When executed using the wavelet_miniapp (this time, let's execute for 3 timesteps just to make things a little clearer), we get the following:

> ./bin/pvbatch -m paraview.demos.wavelet_miniapp
--script /tmp/sample2.py
--script-version 2
--timesteps 3
--channel Wavelet1
( 0.559s) [pvbatch ] bridge.py:17 WARN| Warning: ParaView has been initialized before `initialize` is called
( 1.865s) [pvbatch ] wavelet_miniapp.py:97 INFO| timestep: 1/3
( 1.933s) [pvbatch ] sample2.py:6 INFO| begin 'sample2'
( 1.939s) [pvbatch ] sample2.py:20 INFO| end 'sample2'
( 1.939s) [pvbatch ] v2_internals.py:145 WARN| Module 'sample2' missing Catalyst 'options', will use a default options object
( 1.943s) [pvbatch ] sample2.py:11 INFO| in 'sample2::catalyst_initialize'
( 1.943s) [pvbatch ] sample2.py:14 INFO| in 'sample2::catalyst_execute'
( 1.943s) [pvbatch ] wavelet_miniapp.py:97 INFO| timestep: 2/3
( 1.994s) [pvbatch ] sample2.py:14 INFO| in 'sample2::catalyst_execute'
( 1.994s) [pvbatch ] wavelet_miniapp.py:97 INFO| timestep: 3/3
( 2.043s) [pvbatch ] sample2.py:14 INFO| in 'sample2::catalyst_execute'
( 2.044s) [pvbatch ] sample2.py:17 INFO| in 'sample2::catalyst_finalize'

Note that catalyst_initialize and catalyst_finalize only gets called once while catalyst_execute gets called for each iteration.

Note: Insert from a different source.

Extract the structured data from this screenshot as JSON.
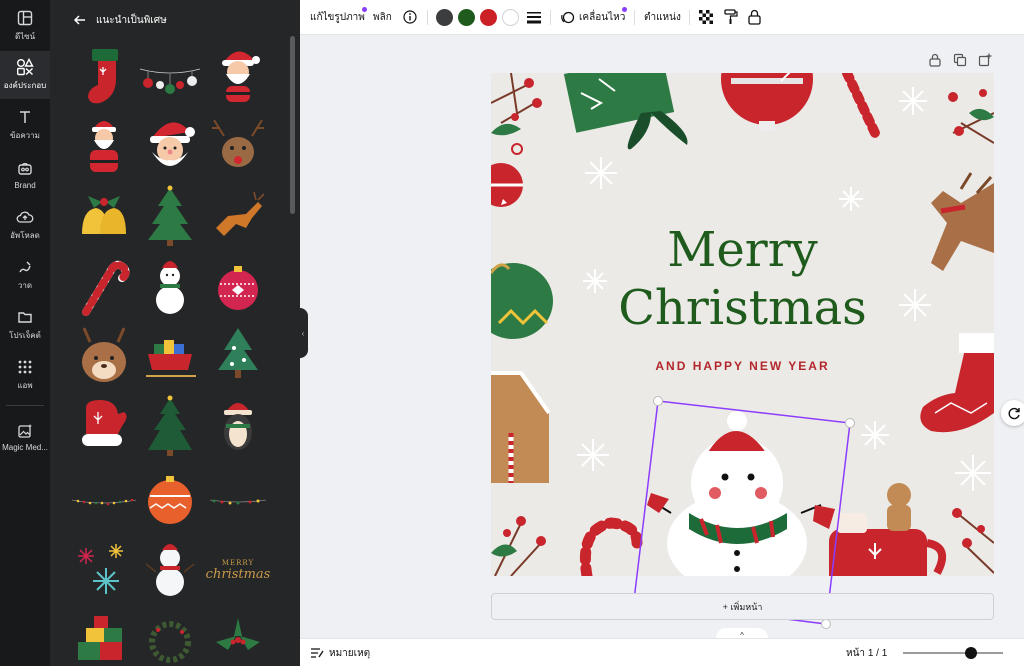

The info object passed to catalyst_initialize can be used to obtain information about the current invocation which may be useful when writing code to execute per iteration.

> help(info)
Help on Information in module paraview.catalyst.v2_internals object:
class Information(builtins.object)
| Information(dataDescription)
|
| Provides information to the current `catalyst_execute` call.
|
| Methods defined here:
|
| __init__(self, dataDescription)
| Initialize self. See help(type(self)) for accurate signature.
|
| ----------------------------------------------------------------------
| Readonly properties defined here:
|
| cycle
| returns the current simulation cycle or timestep index
|
| dataDescription
| avoid using this unless absolutely sure what you're doing
|
| time
| returns the current simulation time
|
| timestep
| returns the current simulation cycle or timestep index

Here's a sample script that saves out an image each iteration.

# filename: sample3.py
from paraview.simple import *
from paraview import print_info
view = CreateRenderView()
wavelet1 = Wavelet(registrationName="Wavelet1")
# create a new 'Slice'
slice1 = Slice(registrationName='Slice1', Input=wavelet1)
slice1.SliceType = 'Plane'
slice1.SliceType.Normal = [0, 0, 1]
sliceDisplay = Show(slice1)
def catalyst_execute(info):
fname = "/tmp/output-%d.png" % info.timestep
# ensure camera is setup correctly
ResetCamera()
# save screenshot
print_info("time=%f, saving file: %s", info.time, fname)
SaveScreenshot(fname)

Here's the result of executing this script with wavelet_miniapp:

> pvbatch -m paraview.demos.wavelet_miniapp
-s .../sample3.py
--script-version 2
--timesteps 3
-c Wavelet1
( 0.558s) [pvbatch ] bridge.py:17 WARN| Warning: ParaView has been initialized before `initialize` is called
( 1.840s) [pvbatch ] wavelet_miniapp.py:97 INFO| timestep: 1/3
( 2.725s) [pvbatch ] v2_internals.py:145 WARN| Module 'sample3' missing Catalyst 'options', will use a default options object
( 2.923s) [pvbatch ] sample3.py:23 INFO| time=0.000000, saving file: /tmp/output-0.png
( 2.997s) [pvbatch ] wavelet_miniapp.py:97 INFO| timestep: 2/3
( 3.278s) [pvbatch ] sample3.py:23 INFO| time=0.333333, saving file: /tmp/output-1.png
( 3.327s) [pvbatch ] wavelet_miniapp.py:97 INFO| timestep: 3/3
( 3.610s) [pvbatch ] sample3.py:23 INFO| time=0.666667, saving file: /tmp/output-2.png

Using Extractors

In ParaView 5.9, we introduced a new pipeline object called Extractors. Extractors are items in the visualization pipeline that can save data or images per timestep. Extractors make it largely unnecessary to have any custom code to execute per iteration since one can simply use extracts to save out image extracts from views or data extracts from filters and other data producers.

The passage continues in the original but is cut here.